Writing your custom file wrapper¶
Since 0.5, SpyKING CIRCUS can natively read/write several file formats, in order to ease your sorting workflow. By default, some generic file formats are already implemented (see the documentation on the file formats), but you can also write your own wrapper in order to read/write your own custom datafile.
- Note that we did not used neo, and we recommend not to do so, because your wrapper should have some functionalities not allowed yet by neo:
- it should allow memory mapping, i.e. to read only chunks of your data at a time, slicing either by time or by channels.
- it should read data in their native format, as they will internally be turned into
float32
- it could allow streaming, if data are internally stored in several chunks
To do so, you simply need to create an object that will inherit from the DataFile
object described in circus/files/datafile.py
. The easy thing
to understand the structure is to have a look to circus/files/raw_binary.py
as an example of such a datafile object. If you have questions while writing your
wrapper, do not hesitate to be in touch with us.

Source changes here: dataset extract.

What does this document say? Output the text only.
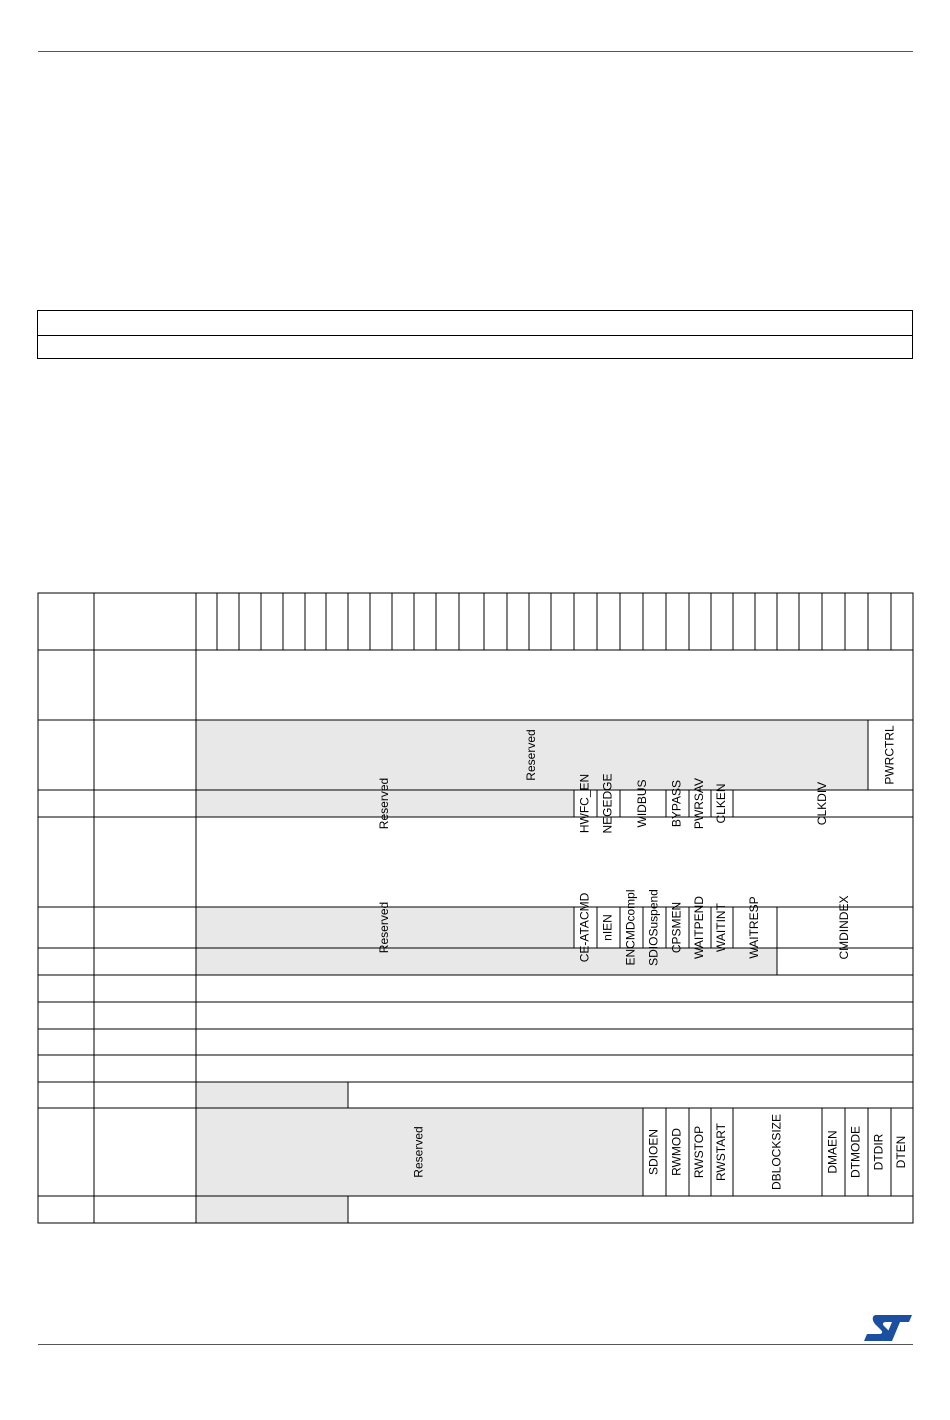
Reserved	PWRCTRL
Reserved	HWFC_EN NEGEDGE WIDBUS BYPASS PWRSAV CLKEN	CLKDIV
Reserved	CE-ATACMD nIEN ENCMDcompl SDIOSuspend CPSMEN WAITPEND WAITINT WAITRESP	CMDINDEX
Reserved	SDIOEN RWMOD RWSTOP RWSTART	DBLOCKSIZE	DMAEN DTMODE DTDIR DTEN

The speed of the algorithm may slow down a little, depending on your wrapper. For example, currently, we provide an example of a wrapper based on neuroshare (mcd files). This wrapper is working, but slow and inefficient, because the neuroshare API is slow on its own.
Mandatory attributes¶
Here are the class attributes that you must define:
description = "mydatafile" # Description of the file format
extension = [".myextension"] # extensions allowed
parallel_write = False # can be written in parallel (using the comm object)
is_writable = False # can be written
is_streamable = ['multi-files'] # If the file format can support streams of data ['multi-files' is a default, but can be something else]
_shape = None # The total shape of the data (nb time steps, nb channels) across streams if any
_t_start = None # The global t_start of the data (0 by default)
_t_stop = None # The final t_stop of the data, across all streams if any
_params = {} # The dictionary where all attributes will be saved
Note that the datafile objects has an internal dictionary _params
that contains all the values provided by the Configuration Parser, i.e. read from the parameter file
in the data section. For a given file format, you can specify:
# This is a dictionary of values that need to be provided to the constructor, with the corresponding type
_required_fields = {}
This is the list of mandatory parameters, along with the type, that have to be specify in the parameter file, because they can not be inferred from the header of your data file. For example:
_required_files = {'sampling_rate' : float, 'nb_channels' : int}
Then you can also specify some additional parameters, that may have a default value. If they are not provided in the parameter file, this default value is used. For example:
# This is a dictionary of values that may have a default value, if not provided to the constructor
_default_values = {'gain' : 1.}
At the end, there are 5 mandatory attributes that the code will require for any given file format. Those should be stored in the _params
dictionary:
nb_channels
sampling_rate
data_dtype
dtype_offset
gain
Custom methods¶
Here is the list of the function that you should implement in order to have a valid wrapper
Basics IO¶
You must provide function to open/close the datafile:
def _open(self, mode=''):
'''
This function should open the file
- mode can be to read only 'r', or to write 'w'
'''
raise NotImplementedError('The open method needs to be implemented for file format %s' %self.description)
def _close(self):
'''
This function closes the file
'''
raise NotImplementedError('The close method needs to be implemented for file format %s' %self.description)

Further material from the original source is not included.